The day before I flew out of Australia, 25 April, I sat in a bar beneath the great sails of the Sydney Opera House. It was Anzac Day, the 95th anniversary of the invasion of Ottoman Turkey by Australian and New Zealand troops at the behest of British imperialism. The landing was an incompetent stunt of blood sacrifice conjured by Winston Churchill; yet, it is celebrated in Australia as an unofficial national day. The ABC evening news always comes live from the sacred shore at Gallipoli, in Turkey, where this year some 8,000 flag-wrapped Antipodeans listened, dewy-eyed, to the Australian Governor-General Quentin Bryce, who is the Queen's viceroy, describe the point of pointless mass killing. It was, she said, all about a "love of nation, of service, of family, the love we give and the love we receive and the love we allow ourselves to receive. [It is a love that] rejoices in the truth, it bears all things, believes all things, hopes all things, endures all things. And it never fails."

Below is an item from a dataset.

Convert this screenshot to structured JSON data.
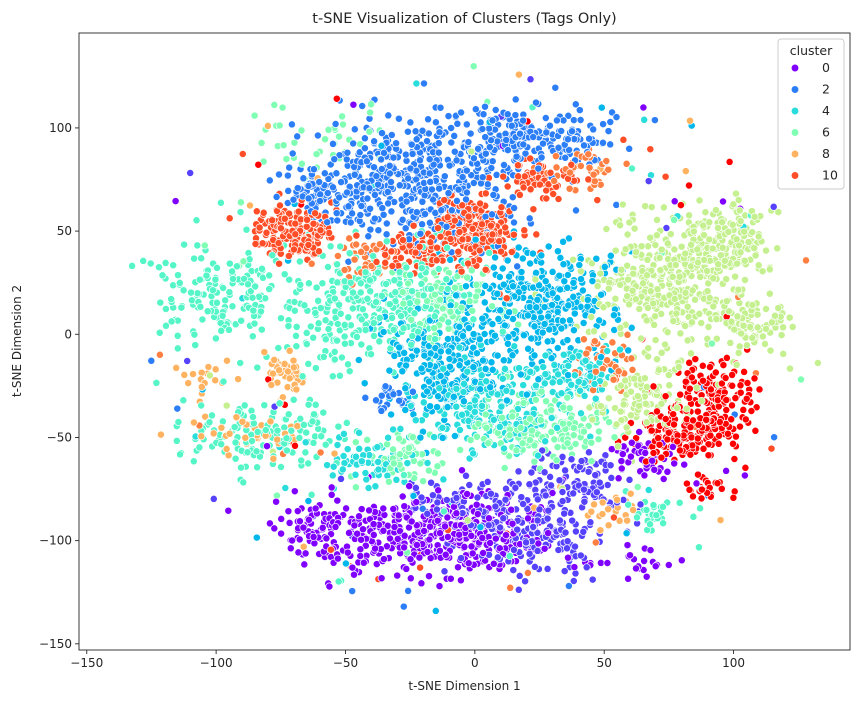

Of all the attempts at justifying state murder I can recall, this drivel of DIY therapy, clearly aimed at the young, takes the blue riband. Not once did Bryce honor the fallen with the two words that the survivors of 1915 brought home with them: "Never again." Not once did she refer to a truly heroic anti-conscription campaign, led by women, that stemmed the flow of Australian blood in the First World War, the product not of a gormlessness that "believes all things," but of anger in defense of life.